April 5, 2017

The UC Davis Alzheimer’s Disease Center hosted a press conference yesterday to explain the importance of the updated Alzheimer’s Clinical Care Guideline and the revised Medicare reimbursement code for care planning services for people with cognitive impairment. The new tools are designed to help improve early detection, treatment and outcomes for people with Alzheimer’s and other types of dementia.

Charles DeCarli Charles DeCarli

The press conference, attended by several print and broadcast media representatives, featured Alzheimer’s Disease Center Director Charles DeCarli and Michelle Johnston, regional director of the Alzheimer’s Disease Association. Two family caregivers, Barbara Marquez of Fair Oaks and Pablo Espinoza of Elk Grove, also spoke about their own experiences caring for family members with dementia and the need for more resources available to primary care providers.

“Alzheimer’s and dementia can be hard to diagnose, particularly in the primary care setting,” said DeCarli. The new guideline, he said, will give clinicians the time they need to properly assess patients and develop a comprehensive care plan, which will help patients as well as their caregivers.

More than 630,000 Californians are living with Alzheimer’s disease or a related dementia and the number is expected to surge to 840,000 by 2025. The disease is the fifth leading cause of death in California, said Johnston, but fewer than half of patients with the disease have been diagnosed by a healthcare professional.
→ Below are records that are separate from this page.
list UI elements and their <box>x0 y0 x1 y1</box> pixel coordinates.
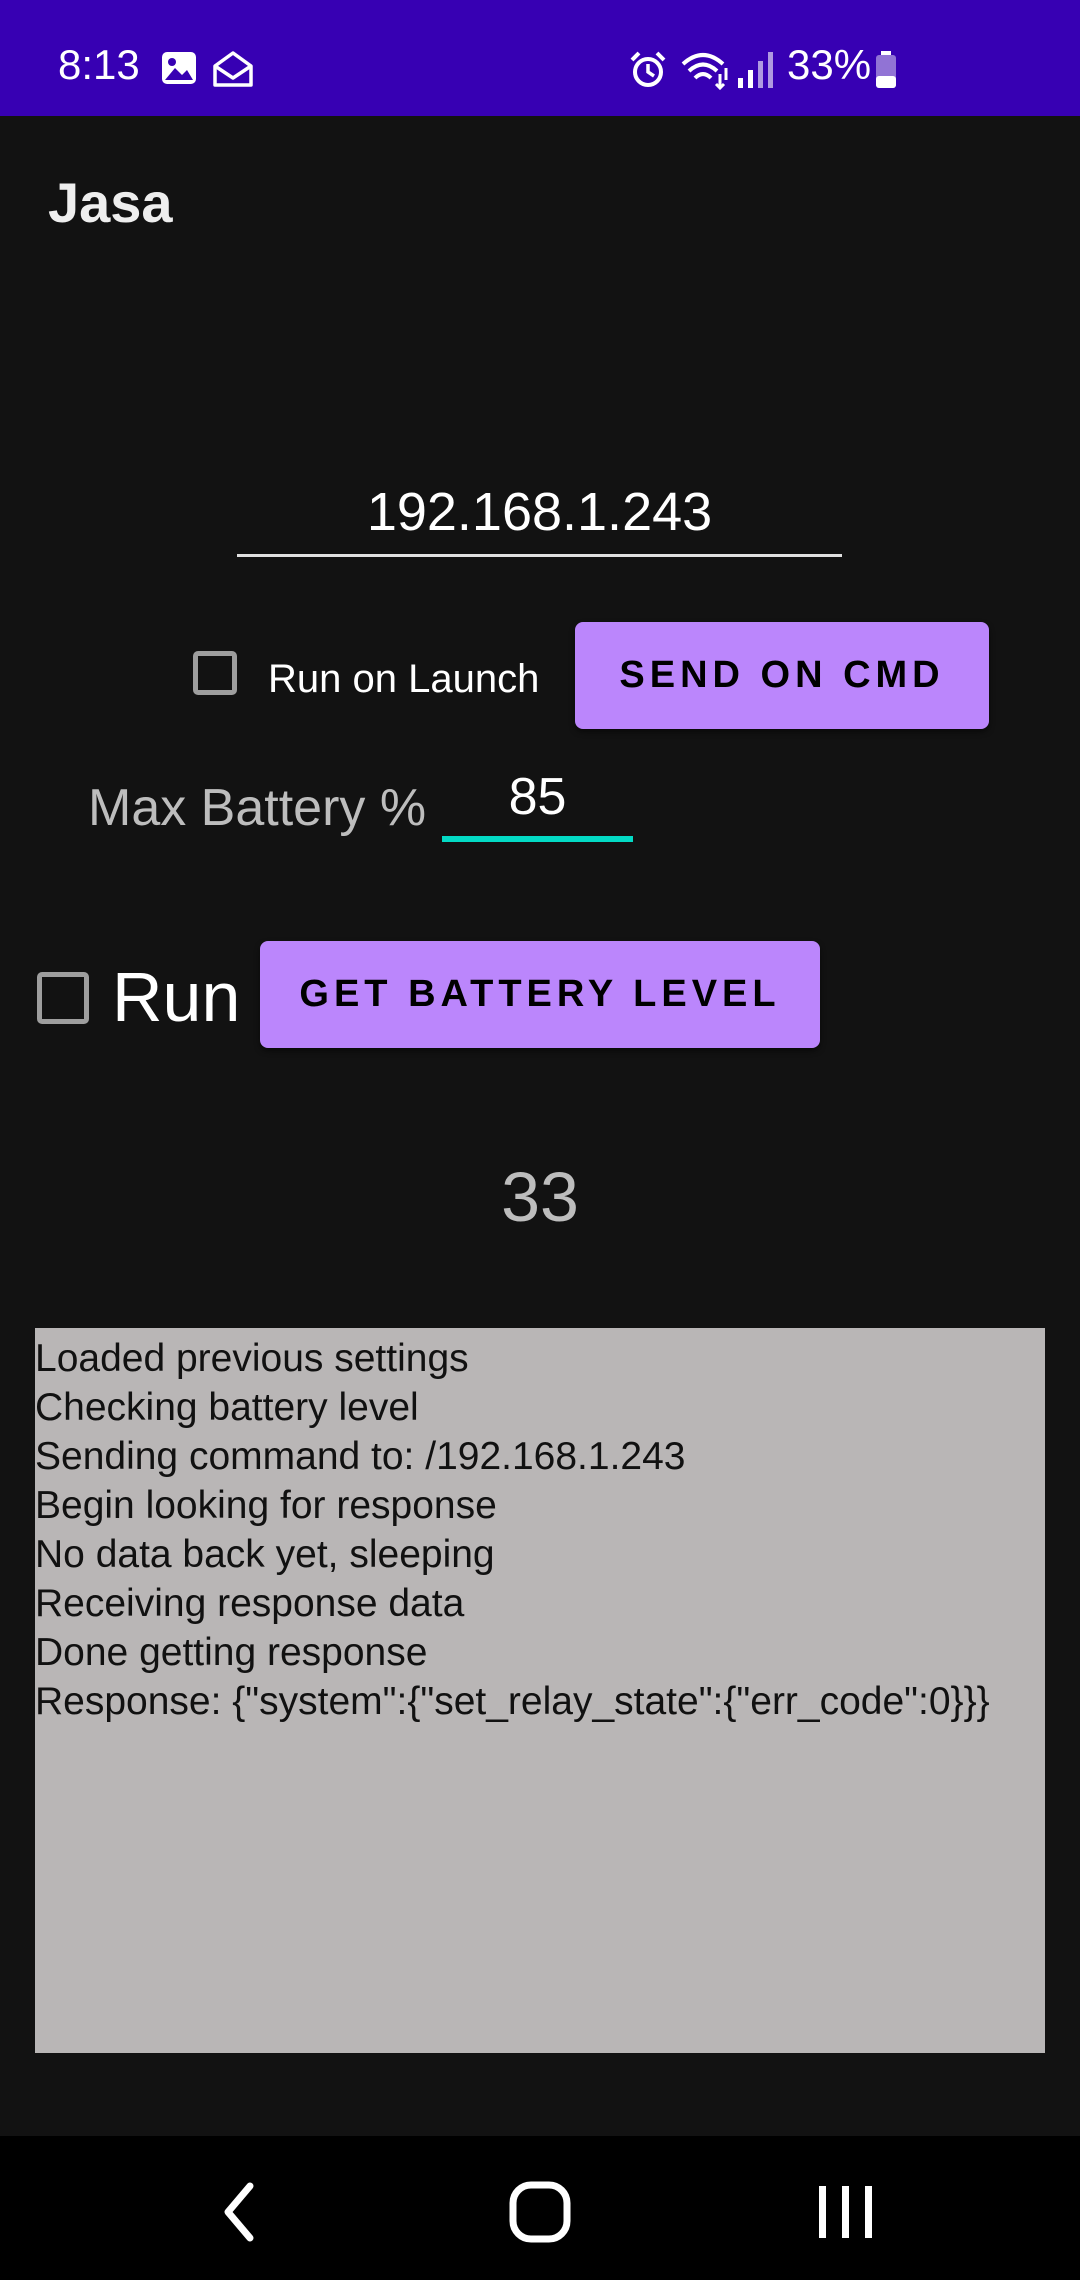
back-icon[interactable] <box>200 2172 280 2252</box>
signal-icon <box>738 52 773 88</box>
mail-icon <box>213 51 253 87</box>
run-label: Run <box>112 958 241 1036</box>
image-icon <box>162 52 196 84</box>
log-line: Done getting response <box>35 1631 428 1674</box>
log-line: No data back yet, sleeping <box>35 1533 495 1576</box>
send-on-cmd-button[interactable]: SEND ON CMD <box>575 622 989 729</box>
battery-icon <box>876 51 896 88</box>
status-bar: 8:13 33% <box>0 0 1080 116</box>
wifi-icon <box>681 53 728 90</box>
run-on-launch-checkbox[interactable] <box>193 651 237 695</box>
app-title: Jasa <box>48 171 173 234</box>
navigation-bar <box>0 2136 1080 2280</box>
log-line: Response: {"system":{"set_relay_state":{… <box>35 1680 990 1723</box>
run-checkbox[interactable] <box>37 972 89 1024</box>
max-battery-label: Max Battery % <box>88 779 427 837</box>
recents-icon[interactable] <box>805 2172 885 2252</box>
status-battery-percent: 33% <box>787 41 872 88</box>
log-line: Checking battery level <box>35 1386 419 1429</box>
status-time: 8:13 <box>58 41 140 88</box>
max-battery-input[interactable] <box>442 758 633 842</box>
ip-address-input[interactable] <box>237 470 842 557</box>
battery-level-value: 33 <box>501 1158 579 1236</box>
alarm-icon <box>630 51 666 87</box>
log-line: Receiving response data <box>35 1582 465 1625</box>
log-line: Begin looking for response <box>35 1484 497 1527</box>
log-line: Sending command to: /192.168.1.243 <box>35 1435 686 1478</box>
get-battery-level-button[interactable]: GET BATTERY LEVEL <box>260 941 820 1048</box>
log-line: Loaded previous settings <box>35 1337 469 1380</box>
run-on-launch-label: Run on Launch <box>268 657 540 701</box>
log-output[interactable]: Loaded previous settings Checking batter… <box>35 1328 1045 2053</box>
home-icon[interactable] <box>500 2172 580 2252</box>
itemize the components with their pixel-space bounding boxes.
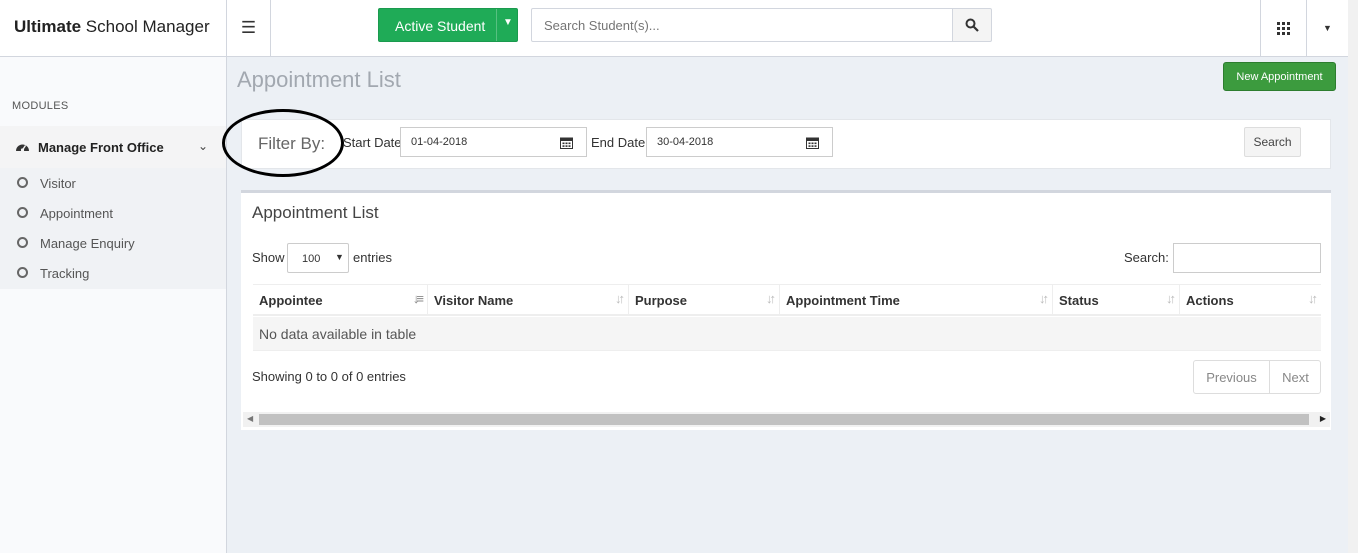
apps-grid-button[interactable] — [1260, 0, 1306, 56]
entries-value: 100 — [302, 253, 321, 265]
active-student-label: Active Student — [395, 18, 486, 34]
active-student-dropdown[interactable]: Active Student ▼ — [378, 8, 518, 42]
circle-icon — [17, 207, 28, 218]
scrollbar-thumb[interactable] — [259, 414, 1309, 425]
hamburger-menu-icon[interactable]: ☰ — [227, 0, 271, 56]
table-row: No data available in table — [253, 317, 1321, 351]
panel-title: Appointment List — [252, 203, 379, 222]
sidebar-item-label: Visitor — [40, 176, 76, 191]
sidebar-item-label: Appointment — [40, 206, 113, 221]
sidebar-item-appointment[interactable]: Appointment — [0, 198, 226, 228]
caret-down-icon: ▼ — [335, 252, 344, 262]
scroll-left-arrow-icon[interactable]: ◀ — [247, 414, 253, 423]
circle-icon — [17, 237, 28, 248]
sidebar-item-tracking[interactable]: Tracking — [0, 258, 226, 288]
column-header-appointment-time[interactable]: Appointment Time ↓↑ — [780, 285, 1053, 315]
brand-rest: School Manager — [81, 17, 210, 36]
top-header: Ultimate School Manager ☰ Active Student… — [0, 0, 1358, 57]
caret-down-icon[interactable]: ▼ — [503, 17, 513, 28]
start-date-input[interactable]: 01-04-2018 — [400, 127, 548, 157]
column-header-label: Purpose — [635, 293, 688, 308]
sort-icon: ↓↑ — [1039, 291, 1049, 306]
end-date-input[interactable]: 30-04-2018 — [646, 127, 794, 157]
modules-heading: MODULES — [12, 100, 69, 112]
filter-search-button[interactable]: Search — [1244, 127, 1301, 157]
table-search-label: Search: — [1124, 250, 1169, 265]
pagination: Previous Next — [1193, 360, 1321, 394]
circle-icon — [17, 267, 28, 278]
horizontal-scrollbar[interactable]: ◀ ▶ — [243, 412, 1330, 427]
table-header-row: Appointee ↓≡ Visitor Name ↓↑ Purpose ↓↑ … — [253, 284, 1321, 316]
user-menu-caret-icon[interactable]: ▼ — [1306, 0, 1348, 56]
column-header-label: Actions — [1186, 293, 1234, 308]
sidebar: MODULES Manage Front Office ⌄ Visitor Ap… — [0, 57, 227, 553]
column-header-purpose[interactable]: Purpose ↓↑ — [629, 285, 780, 315]
sidebar-item-label: Manage Enquiry — [40, 236, 135, 251]
dropdown-separator — [496, 9, 497, 41]
start-date-label: Start Date: — [343, 135, 406, 150]
brand-bold: Ultimate — [14, 17, 82, 36]
sort-icon: ↓↑ — [1166, 291, 1176, 306]
column-header-visitor-name[interactable]: Visitor Name ↓↑ — [428, 285, 629, 315]
chevron-down-icon: ⌄ — [198, 139, 209, 153]
previous-page-button[interactable]: Previous — [1194, 361, 1270, 393]
search-button[interactable] — [952, 8, 992, 42]
vertical-scrollbar[interactable] — [1348, 0, 1358, 553]
empty-table-text: No data available in table — [259, 326, 417, 342]
next-page-button[interactable]: Next — [1270, 361, 1321, 393]
entries-label: entries — [353, 250, 393, 265]
sort-asc-icon: ↓≡ — [412, 291, 424, 306]
end-date-calendar-button[interactable] — [793, 127, 833, 157]
calendar-icon — [806, 137, 819, 149]
sidebar-item-manage-enquiry[interactable]: Manage Enquiry — [0, 228, 226, 258]
student-search-input[interactable] — [531, 8, 953, 42]
column-header-label: Status — [1059, 293, 1099, 308]
grid-icon — [1277, 21, 1290, 35]
table-search-input[interactable] — [1173, 243, 1321, 273]
column-header-label: Visitor Name — [434, 293, 514, 308]
calendar-icon — [560, 137, 573, 149]
column-header-actions[interactable]: Actions ↓↑ — [1180, 285, 1321, 315]
scroll-right-arrow-icon[interactable]: ▶ — [1320, 414, 1326, 423]
page-title: Appointment List — [237, 67, 401, 92]
column-header-label: Appointment Time — [786, 293, 900, 308]
column-header-status[interactable]: Status ↓↑ — [1053, 285, 1180, 315]
end-date-label: End Date: — [591, 135, 649, 150]
menu-item-manage-front-office[interactable]: Manage Front Office ⌄ — [0, 126, 226, 168]
sort-icon: ↓↑ — [615, 291, 625, 306]
show-label: Show — [252, 250, 285, 265]
table-info-text: Showing 0 to 0 of 0 entries — [252, 369, 406, 384]
sidebar-item-visitor[interactable]: Visitor — [0, 168, 226, 198]
dashboard-icon — [15, 140, 30, 156]
sort-icon: ↓↑ — [1308, 291, 1318, 306]
column-header-appointee[interactable]: Appointee ↓≡ — [253, 285, 428, 315]
search-icon — [965, 18, 979, 32]
menu-group-label: Manage Front Office — [38, 140, 164, 155]
menu-group-front-office: Manage Front Office ⌄ Visitor Appointmen… — [0, 126, 226, 289]
entries-per-page-select[interactable]: 100 ▼ — [287, 243, 349, 273]
new-appointment-button[interactable]: New Appointment — [1223, 62, 1336, 91]
circle-icon — [17, 177, 28, 188]
start-date-calendar-button[interactable] — [547, 127, 587, 157]
annotation-ellipse — [222, 109, 344, 177]
sort-icon: ↓↑ — [766, 291, 776, 306]
sidebar-item-label: Tracking — [40, 266, 90, 281]
column-header-label: Appointee — [259, 293, 323, 308]
app-brand[interactable]: Ultimate School Manager — [0, 0, 227, 56]
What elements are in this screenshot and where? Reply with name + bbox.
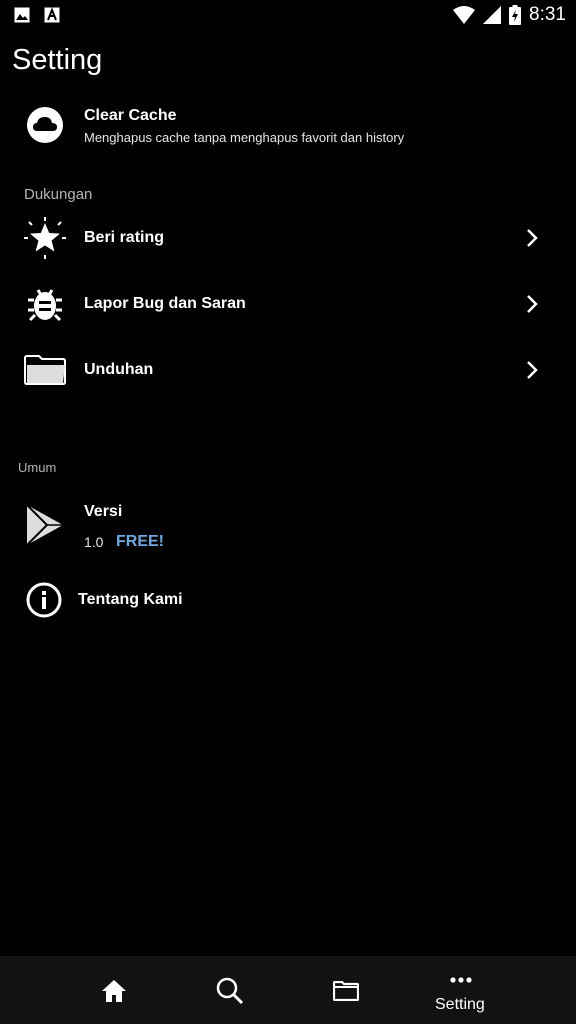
more-icon: [450, 977, 472, 983]
folder-icon: [333, 981, 359, 1001]
page-title: Setting: [12, 44, 103, 76]
nav-setting[interactable]: Setting: [418, 956, 506, 1024]
nav-search[interactable]: [186, 956, 274, 1024]
clear-cache-item[interactable]: Clear Cache Menghapus cache tanpa mengha…: [0, 100, 576, 152]
report-bug-label: Lapor Bug dan Saran: [84, 295, 246, 312]
version-badge: FREE!: [116, 533, 164, 550]
nav-setting-label: Setting: [435, 996, 485, 1013]
clear-cache-description: Menghapus cache tanpa menghapus favorit …: [84, 130, 405, 145]
bug-icon: [28, 289, 62, 322]
rate-app-item[interactable]: Beri rating: [0, 214, 576, 262]
section-header-general: Umum: [18, 460, 57, 475]
signal-icon: [483, 6, 502, 24]
wifi-icon: [453, 6, 476, 24]
version-item: Versi 1.0 FREE!: [0, 496, 576, 556]
section-header-support: Dukungan: [24, 186, 93, 203]
folder-icon: [24, 355, 66, 385]
downloads-label: Unduhan: [84, 361, 154, 378]
star-icon: [24, 217, 66, 259]
chevron-right-icon: [527, 295, 538, 313]
downloads-item[interactable]: Unduhan: [0, 346, 576, 394]
clock: 8:31: [529, 4, 566, 25]
play-icon: [26, 504, 63, 546]
search-icon: [216, 977, 244, 1005]
status-bar: 8:31: [0, 0, 576, 32]
bottom-navigation: Setting: [0, 956, 576, 1024]
version-label: Versi: [84, 503, 123, 520]
clear-cache-label: Clear Cache: [84, 107, 177, 124]
battery-charging-icon: [509, 5, 522, 25]
chevron-right-icon: [527, 361, 538, 379]
version-number: 1.0: [84, 534, 104, 550]
rate-app-label: Beri rating: [84, 229, 165, 246]
report-bug-item[interactable]: Lapor Bug dan Saran: [0, 280, 576, 328]
chevron-right-icon: [527, 229, 538, 247]
info-icon: [26, 582, 62, 618]
about-label: Tentang Kami: [78, 591, 183, 608]
font-icon: [44, 7, 60, 23]
cloud-icon: [27, 107, 63, 143]
about-item[interactable]: Tentang Kami: [0, 578, 576, 622]
image-icon: [14, 7, 30, 23]
home-icon: [102, 980, 126, 1002]
nav-home[interactable]: [70, 956, 158, 1024]
nav-folder[interactable]: [302, 956, 390, 1024]
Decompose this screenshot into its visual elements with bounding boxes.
The new state guideline includes protocols for providers to address the patient directly, including identification of the caregiver; annual monitoring and reassessment of cognitive status and related conditions and treatment of emotional, behavioral and mood symptoms; and education and support, including help with home and community-based programs and services.

The new Medicare code, which went into effect in January, provides reimbursement to clinicians for care planning services for Medicare beneficiaries who are cognitively impaired. The code covers cognition evaluation, functional assessment, evaluation of neurospsychiatric and behavioral symptoms, evaluation of safety, identification of caregivers, advance care planning and creation of a care plan, among other areas.